Ralph Bunche, who participated in the Selma to Montgomery March with Martin Luther King Jr., won the Nobel Peace Prize in 1950 for his successful negotiation of an Arab-Israeli truce in Palestine a year earlier.
Nearly 50,000 supporters–black and white–met the marchers in Montgomery, where they gathered in front of the state capitol to hear King and other speakers including Ralph Bunche (winner of the 1950 Nobel Peace Prize) address the crowd.The brutal scene was captured on television, enraging many Americans and drawing civil rights and religious leaders of all faiths to Selma in protest.King himself led another attempt on March 9, but turned the marchers around when state troopers again blocked the road.That August, Congress passed the Voting Rights Act, which guaranteed the right to vote (first awarded by the 15th Amendment) to all African Americans.Specifically, the act banned literacy tests as a requirement for voting, mandated federal oversight of voter registration in areas where tests had previously been used, and gave the U. attorney general the duty of challenging the use of poll taxes for state and local elections.
Selma al dating
That March, protesters attempting to march from Selma to the state capital of Montgomery were met with violent resistance by state and local authorities.As the world watched, the protesters (under the protection of federalized National Guard troops) finally achieved their goal, walking around the clock for three days to reach Montgomery.Alabama Governor George Wallace was a notorious opponent of desegregation, and the local county sheriff in Dallas County had led a steadfast opposition to black voter registration drives. As a result, only 2 percent of Selma’s eligible black voters (300 out of 15,000) had managed to register.Relax and unwind in a spacious guestroom and enjoy modern comforts to help you feel at home.

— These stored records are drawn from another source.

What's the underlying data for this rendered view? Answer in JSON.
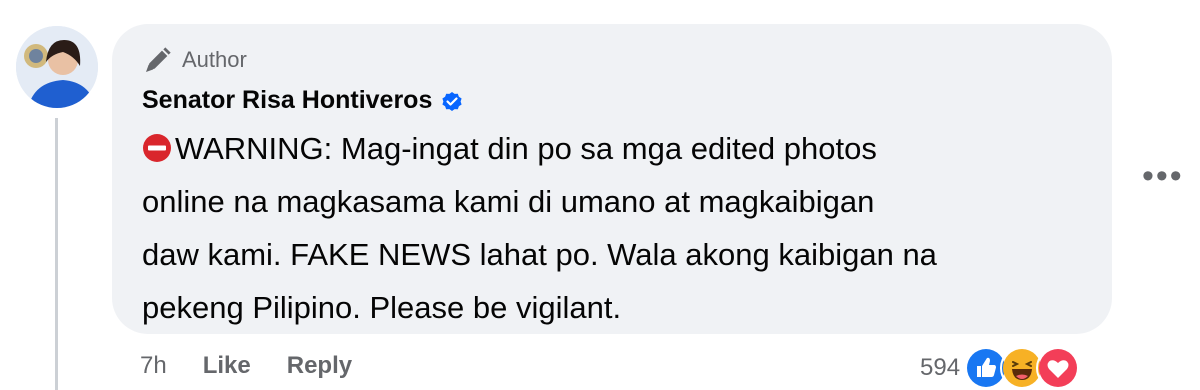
{
  "commenter": {
    "badge_label": "Author",
    "name": "Senator Risa Hontiveros",
    "verified": true,
    "avatar_icon": "profile-photo"
  },
  "comment": {
    "lead_icon": "no-entry-icon",
    "lines": [
      "WARNING: Mag-ingat din po sa mga edited photos",
      "online na magkasama kami di umano at magkaibigan",
      "daw kami. FAKE NEWS lahat po. Wala akong kaibigan na",
      "pekeng Pilipino. Please be vigilant."
    ]
  },
  "footer": {
    "time": "7h",
    "like_label": "Like",
    "reply_label": "Reply",
    "reaction_count": "594",
    "reaction_icons": [
      "like-reaction-icon",
      "haha-reaction-icon",
      "love-reaction-icon"
    ]
  },
  "more_label": "•••",
  "colors": {
    "bubble": "#f0f2f5",
    "secondary_text": "#65676b",
    "verified_blue": "#0866ff",
    "like_blue": "#1877f2",
    "love_red": "#f33e58",
    "haha_yellow": "#f7b125"
  }
}
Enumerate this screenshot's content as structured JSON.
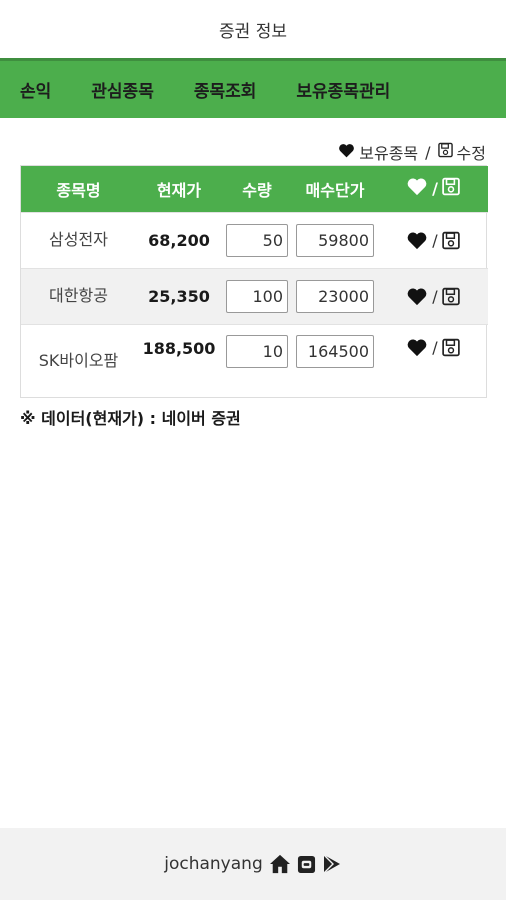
{
  "page": {
    "title": "증권 정보"
  },
  "nav": {
    "items": [
      {
        "label": "손익"
      },
      {
        "label": "관심종목"
      },
      {
        "label": "종목조회"
      },
      {
        "label": "보유종목관리"
      }
    ]
  },
  "legend": {
    "holding_label": "보유종목",
    "separator": "/",
    "edit_label": "수정"
  },
  "table": {
    "headers": [
      "종목명",
      "현재가",
      "수량",
      "매수단가"
    ],
    "header_action_separator": "/",
    "rows": [
      {
        "name": "삼성전자",
        "price": "68,200",
        "qty": "50",
        "buy_price": "59800",
        "sep": "/"
      },
      {
        "name": "대한항공",
        "price": "25,350",
        "qty": "100",
        "buy_price": "23000",
        "sep": "/"
      },
      {
        "name": "SK바이오팜",
        "price": "188,500",
        "qty": "10",
        "buy_price": "164500",
        "sep": "/"
      }
    ]
  },
  "note": {
    "text": "※ 데이터(현재가) : 네이버 증권"
  },
  "footer": {
    "author": "jochanyang"
  },
  "colors": {
    "accent": "#4cae4c",
    "nav_border": "#3f8e3f",
    "footer_bg": "#f2f2f2"
  },
  "icons": [
    "heart-icon",
    "save-icon",
    "home-icon",
    "blog-icon",
    "play-store-icon"
  ]
}
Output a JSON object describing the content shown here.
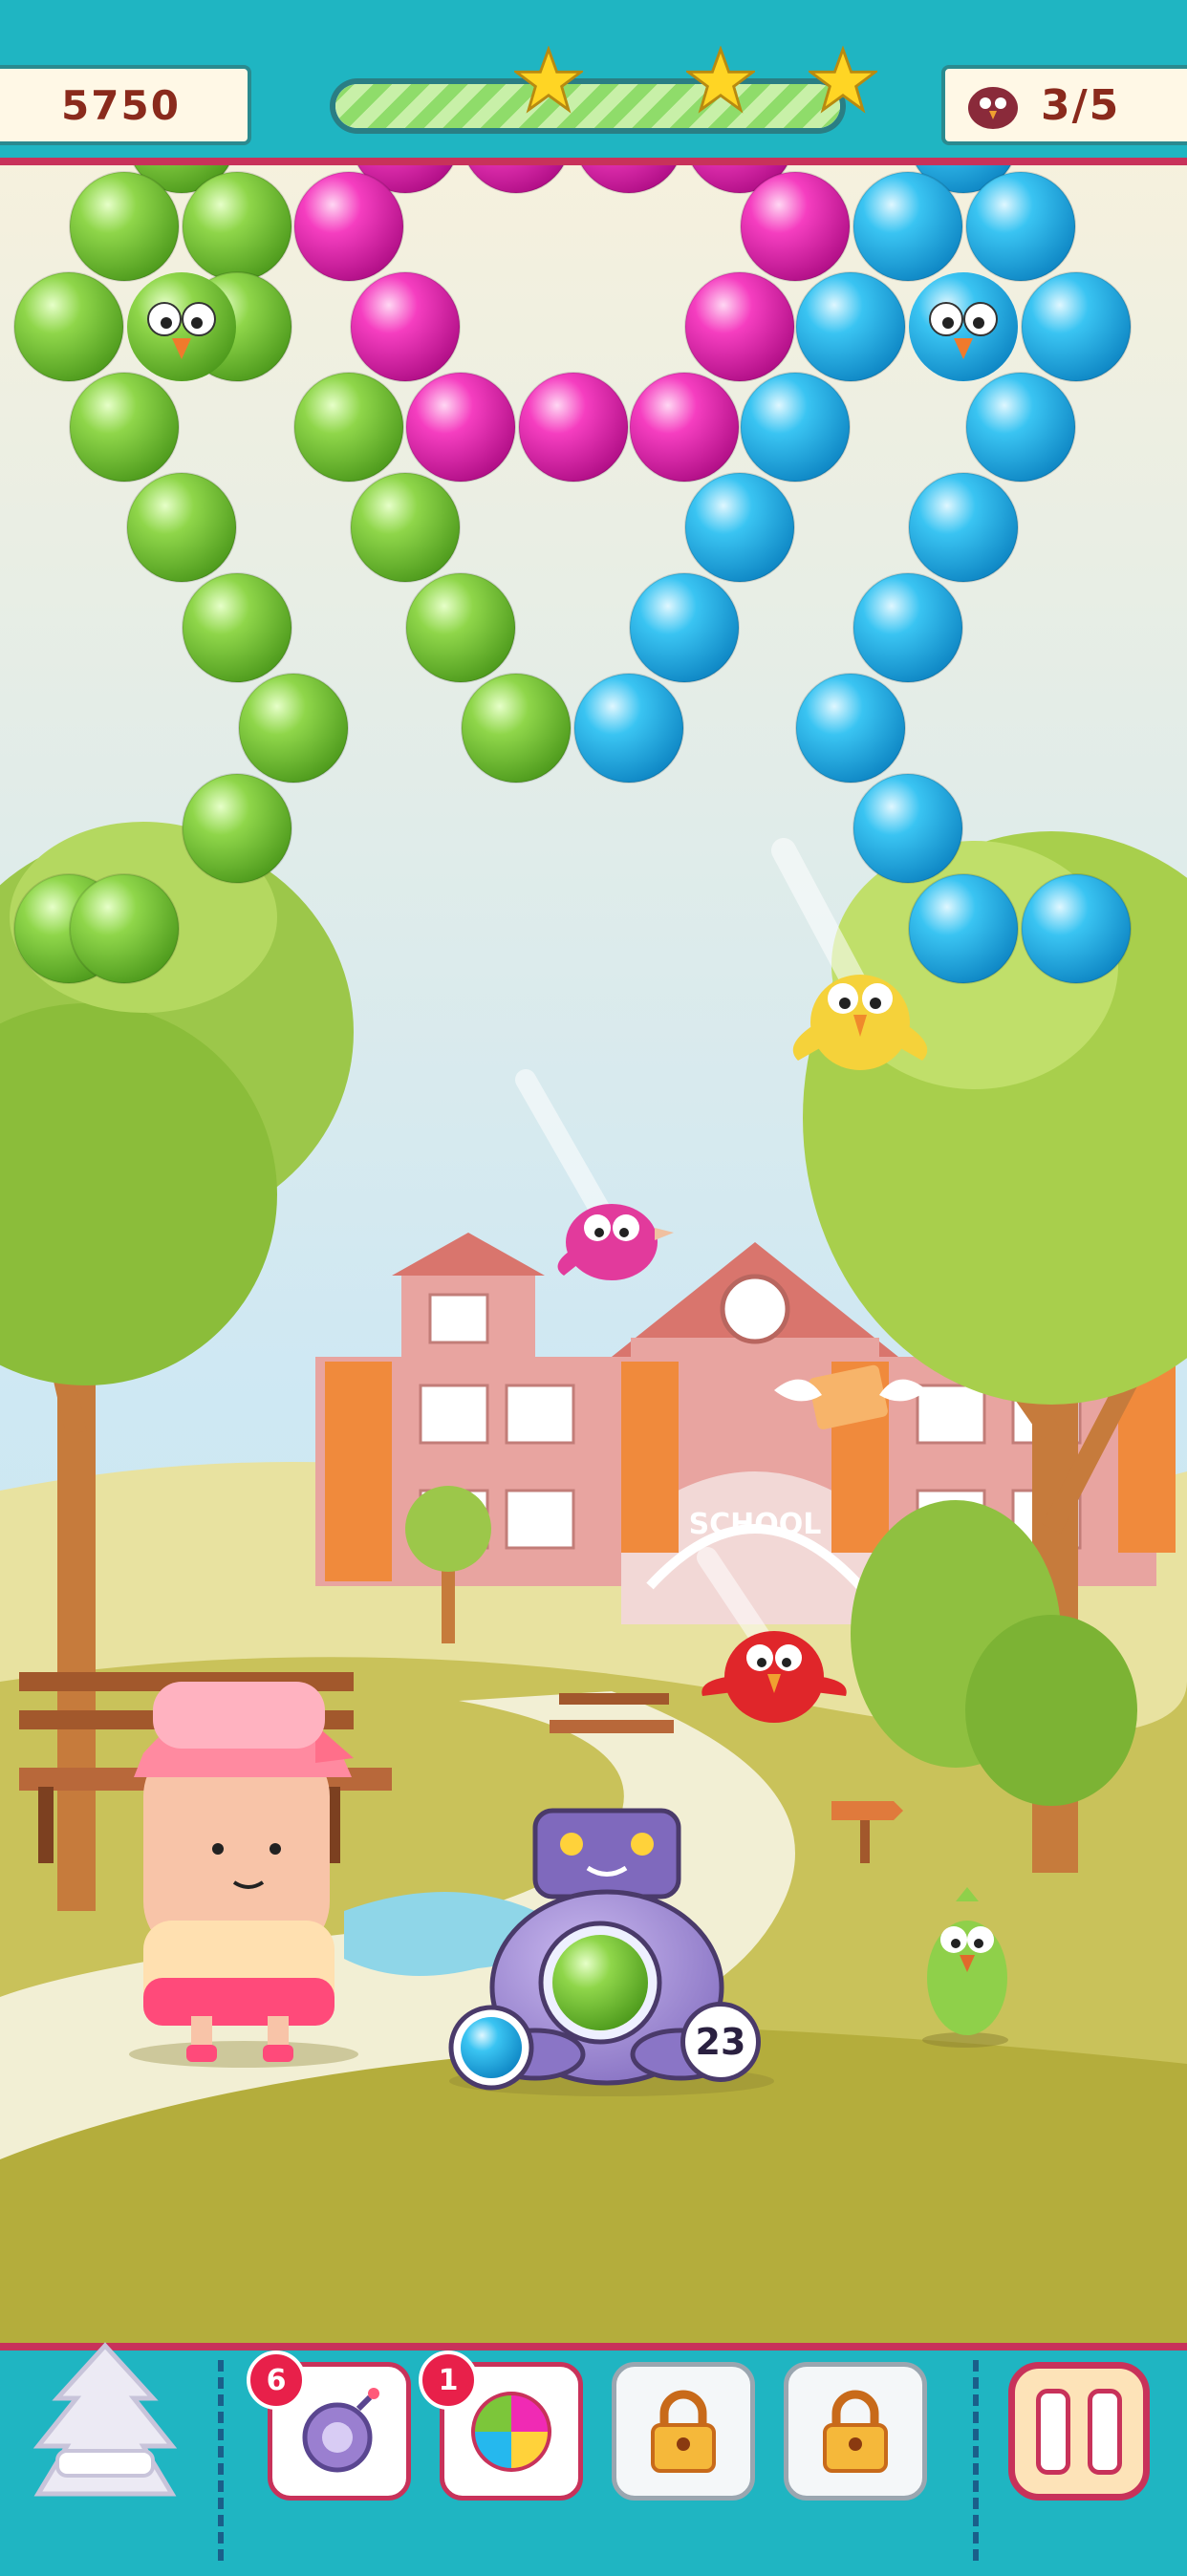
{
  "game": {
    "score": "5750",
    "stars": {
      "earned": 3,
      "total": 3
    },
    "level_progress": 1.0,
    "birds_rescued": "3/5",
    "shots_remaining": "23",
    "current_bubble": "green",
    "next_bubble": "blue",
    "scene": {
      "building_sign": "SCHOOL"
    }
  },
  "bubble_colors": {
    "green": "#7cc63a",
    "pink": "#f02ab4",
    "blue": "#25b8ee"
  },
  "bubbles": {
    "green": [
      [
        190,
        145
      ],
      [
        130,
        237
      ],
      [
        248,
        237
      ],
      [
        72,
        342
      ],
      [
        248,
        342
      ],
      [
        130,
        447
      ],
      [
        365,
        447
      ],
      [
        190,
        552
      ],
      [
        424,
        552
      ],
      [
        248,
        657
      ],
      [
        482,
        657
      ],
      [
        307,
        762
      ],
      [
        540,
        762
      ],
      [
        248,
        867
      ],
      [
        72,
        972
      ],
      [
        130,
        972
      ]
    ],
    "pink": [
      [
        424,
        145
      ],
      [
        540,
        145
      ],
      [
        658,
        145
      ],
      [
        774,
        145
      ],
      [
        365,
        237
      ],
      [
        832,
        237
      ],
      [
        424,
        342
      ],
      [
        774,
        342
      ],
      [
        482,
        447
      ],
      [
        600,
        447
      ],
      [
        716,
        447
      ]
    ],
    "blue": [
      [
        1008,
        145
      ],
      [
        950,
        237
      ],
      [
        1068,
        237
      ],
      [
        890,
        342
      ],
      [
        1126,
        342
      ],
      [
        832,
        447
      ],
      [
        1068,
        447
      ],
      [
        774,
        552
      ],
      [
        1008,
        552
      ],
      [
        716,
        657
      ],
      [
        950,
        657
      ],
      [
        658,
        762
      ],
      [
        890,
        762
      ],
      [
        950,
        867
      ],
      [
        1008,
        972
      ],
      [
        1126,
        972
      ]
    ],
    "trapped_birds": [
      {
        "color": "green",
        "pos": [
          190,
          342
        ]
      },
      {
        "color": "blue",
        "pos": [
          1008,
          342
        ]
      }
    ]
  },
  "boosters": [
    {
      "name": "bomb",
      "count": "6",
      "locked": false
    },
    {
      "name": "rainbow",
      "count": "1",
      "locked": false
    },
    {
      "name": "locked-slot",
      "locked": true
    },
    {
      "name": "locked-slot",
      "locked": true
    }
  ]
}
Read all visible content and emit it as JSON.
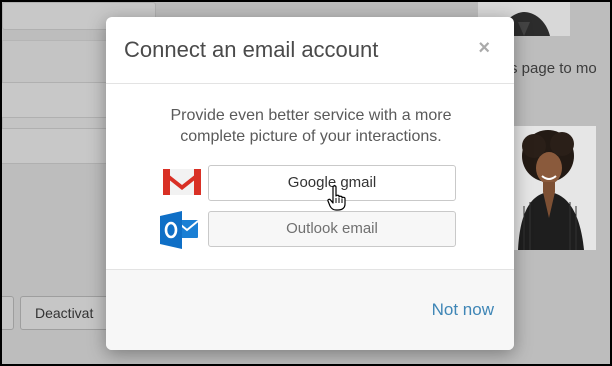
{
  "background": {
    "partial_text": "s page to mo",
    "deactivate_label": "Deactivat"
  },
  "modal": {
    "title": "Connect an email account",
    "close_glyph": "×",
    "prompt": "Provide even better service with a more complete picture of your interactions.",
    "providers": [
      {
        "label": "Google gmail",
        "icon": "gmail-icon"
      },
      {
        "label": "Outlook email",
        "icon": "outlook-icon"
      }
    ],
    "not_now_label": "Not now"
  },
  "colors": {
    "link": "#3f86b6",
    "gmail_red": "#d93025",
    "outlook_blue": "#0f6fc6"
  }
}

Surf the web with free internet access and work in comfort from your guestroom with our useful lap desks.
The Hampton Inn Selma hotel is conveniently located near some of our area's most historic attractions.
The Pettus Bridge commemorates a famous moment in Civil Rights history and the Old Town Historic Center celebrates much of the area's local heritage.
“No tide of racism can stop us,” King proclaimed from the building’s steps, as viewers from around the world watched the historic moment on television.
On March 17, 1965, even as the Selma-to-Montgomery marchers fought for the right to carry out their protest, President Lyndon Johnson addressed a joint session of Congress, calling for federal voting rights legislation to protect African Americans from barriers that prevented them from voting.